There have been many advancements in the prevention, diagnosis, and management of uterine cervical neoplasms. Larger studies are needed to determine whether surgery alone is an acceptable alternative strategy in localized disease.
In this pilot study we demonstrated that women enrolled into the cervical health program had significant improvements in their health status compared to the control group, and the scores on many of the scales were higher than those reported in the literature. Further research is needed to confirm our findings before implementing an intervention targeting low socio-economic groups in our setting.
Results from a recent clinical trial shows that women who have a biopsy of an endometrial lesion at an earlier age (40-49 years old) are more likely to have a high-grade endometrial carcinoma than women who were older (50-59 years old). A pilot study showed that these histologic criteria could be used to identify patients who might benefit from adjuvant therapy.
The cost of cervical screening programs should not be driven by economic considerations alone; instead, equity and social justice needs must be considered. The negative socio-economic consequences of cervical screening programs would need to be balanced against the positive benefits of screened participants being able to receive both early and regular care when needed (without waiting until they were sick enough to require treatment); and, if they are treated appropriately, have better outcomes.
Results from a recent paper of this study have shown no significant difference in the prevalence of a number of risk factors (age, nulliparity, BMI, smoking, alcohol, and sexual activity) between patients with and without pathology, and therefore, we conclude that uterine cervical neoplasm is not caused primarily by environmental factors.
A pelvic examination and endometrial biopsy should be performed in every woman with abnormal vaginal bleeding, regardless of age. In women without abnormal vaginal bleeding, examination of the cervix is recommended after completion of menopause.

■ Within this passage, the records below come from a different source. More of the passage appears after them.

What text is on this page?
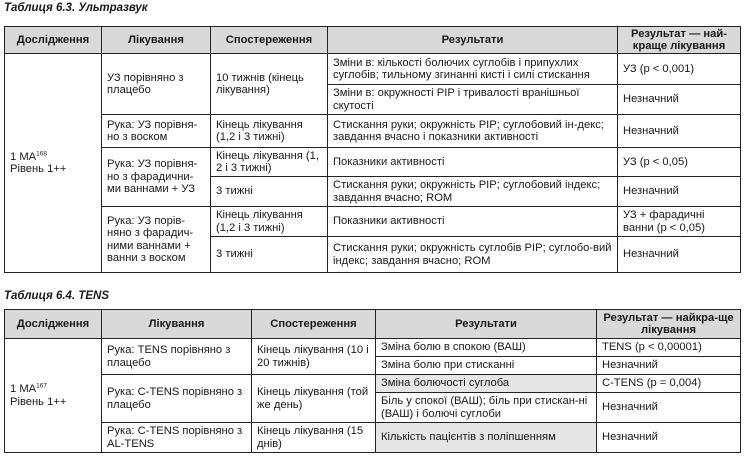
Таблиця 6.3. Ультразвук

Дослідження	Лікування	Спостереження	Результати	Результат — най-краще лікування
1 МА$^{168}$
Рівень 1++	УЗ порівняно з плацебо	10 тижнів (кінець лікування)	Зміни в: кількості болючих суглобів і припухлих суглобів; тильному згинанні кисті і силі стискання	УЗ (p < 0,001)
			Зміни в: окружності PIP і тривалості вранішньої скутості	Незначний
	Рука: УЗ порівня-но з воском	Кінець лікування (1,2 і 3 тижні)	Стискання руки; окружність PIP; суглобовий ін-декс; завдання вчасно і показники активності	Незначний
	Рука: УЗ порівня-но з фарадични-ми ваннами + УЗ	Кінець лікування (1, 2 і 3 тижні)	Показники активності	УЗ (p < 0,05)
		3 тижні	Стискання руки; окружність PIP; суглобовий індекс; завдання вчасно; ROM	Незначний
	Рука: УЗ порів-няно з фарадич-ними ваннами + ванни з воском	Кінець лікування (1,2 і 3 тижні)	Показники активності	УЗ + фарадичні ванни (p < 0,05)
		3 тижні	Стискання руки; окружність суглобів PIP; суглобо-вий індекс; завдання вчасно; ROM	Незначний

Таблиця 6.4. TENS

Дослідження	Лікування	Спостереження	Результати	Результат — найкра-ще лікування
1 МА$^{167}$
Рівень 1++	Рука: TENS порівняно з плацебо	Кінець лікування (10 і 20 тижнів)	Зміна болю в спокою (ВАШ)	TENS (p < 0,00001)
			Зміна болю при стисканні	Незначний
	Рука: C-TENS порівняно з плацебо	Кінець лікування (той же день)	Зміна болючості суглоба	C-TENS (p = 0,004)
			Біль у спокої (ВАШ); біль при стискан-ні (ВАШ) і болючі суглоби	Незначний
	Рука: C-TENS порівняно з AL-TENS	Кінець лікування (15 днів)	Кількість пацієнтів з поліпшенням	Незначний
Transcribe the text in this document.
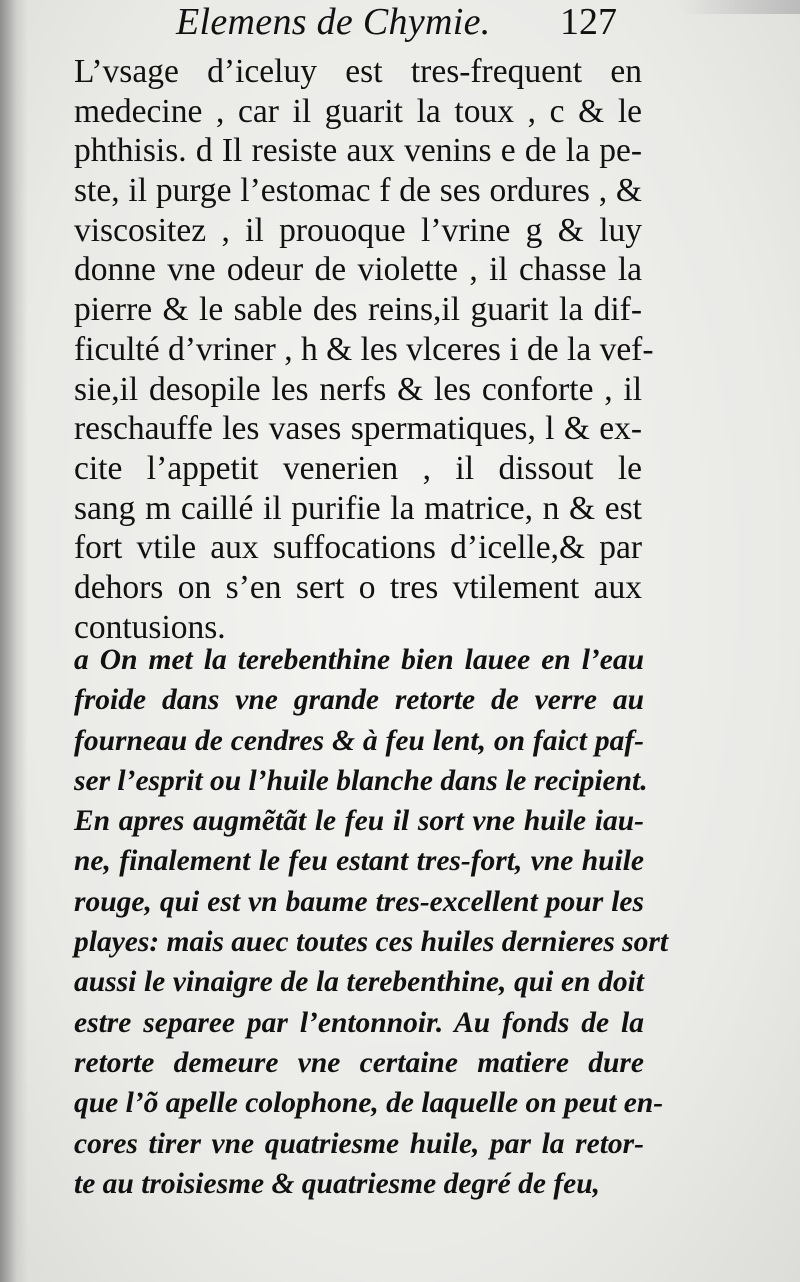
Elemens de Chymie. 127
L’vsage d’iceluy est tres-frequent en
medecine , car il guarit la toux , c & le
phthisis. d Il resiste aux venins e de la pe-
ste, il purge l’estomac f de ses ordures , &
viscositez , il prouoque l’vrine g & luy
donne vne odeur de violette , il chasse la
pierre & le sable des reins,il guarit la dif-
ficulté d’vriner , h & les vlceres i de la vef-
sie,il desopile les nerfs & les conforte , il
reschauffe les vases spermatiques, l & ex-
cite l’appetit venerien , il dissout le
sang m caillé il purifie la matrice, n & est
fort vtile aux suffocations d’icelle,& par
dehors on s’en sert o tres vtilement aux
contusions.
a On met la terebenthine bien lauee en l’eau
froide dans vne grande retorte de verre au
fourneau de cendres & à feu lent, on faict paf-
ser l’esprit ou l’huile blanche dans le recipient.
En apres augmẽtãt le feu il sort vne huile iau-
ne, finalement le feu estant tres-fort, vne huile
rouge, qui est vn baume tres-excellent pour les
playes: mais auec toutes ces huiles dernieres sort
aussi le vinaigre de la terebenthine, qui en doit
estre separee par l’entonnoir. Au fonds de la
retorte demeure vne certaine matiere dure
que l’õ apelle colophone, de laquelle on peut en-
cores tirer vne quatriesme huile, par la retor-
te au troisiesme & quatriesme degré de feu,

Patients with uterine cervical neoplasms are at increased risk for distant metastases after initial diagnosis. Unlike other cancers where large-volume disease is associated with more distant metastases, in patients with uterine cervical neoplasms small-volume disease seems to be associated with an increased likelihood of systemic spread.
The 5-year survival rate for women diagnosed with stage I-III uterine cervical carcinoma was 80% (95% confidence interval, 69 to 87%) and 92% (95% confidence interval, 84 to 97%) for women diagnosed with stage IIIA1 and IIIA1 primary tumors, respectively. On the basis of this study, it appears that stage I, grade 1 carcinomas are more likely than stage III, grade 2 carcinomas to develop into myometrial invasion at time of diagnosis, whereas grade 3 carcinomas may be more likely to be associated with parametrial involvement.
The presence of endometrial polyps and adenomyosis in women with uterine cervical neoplasms increases the risk of developing dysplasia. Dysplastic lesions were found on the cervix in 28% of women with histologically proven cervical neoplasms. Women with adenomyosis showed an increased likelihood of dysplastic lesions (25%). Patients with endometrial polyps had a higher prevalence of dysplastic lesions than those without endometrial polyps (43% vs. 23%, p = 0.02). Patients with endometrial polyps tended to develop more severe dysplastic lesions than those with adenomyosis (67% vs. 56%, p = 0.51).
Based on the results of our study, we conclude that uterine cervical neoplasms are genetically heterogeneous. Further studies on large number of patients are needed to define the genetic background of uterine cervical neoplasms.
The HAHP was effective in improving HRQOL among women with UCA, particularly in terms of reduction in symptoms associated with cancer or treatment. Therefore, the HAHP should be considered an integral component of the multidisciplinary care of women with UCA.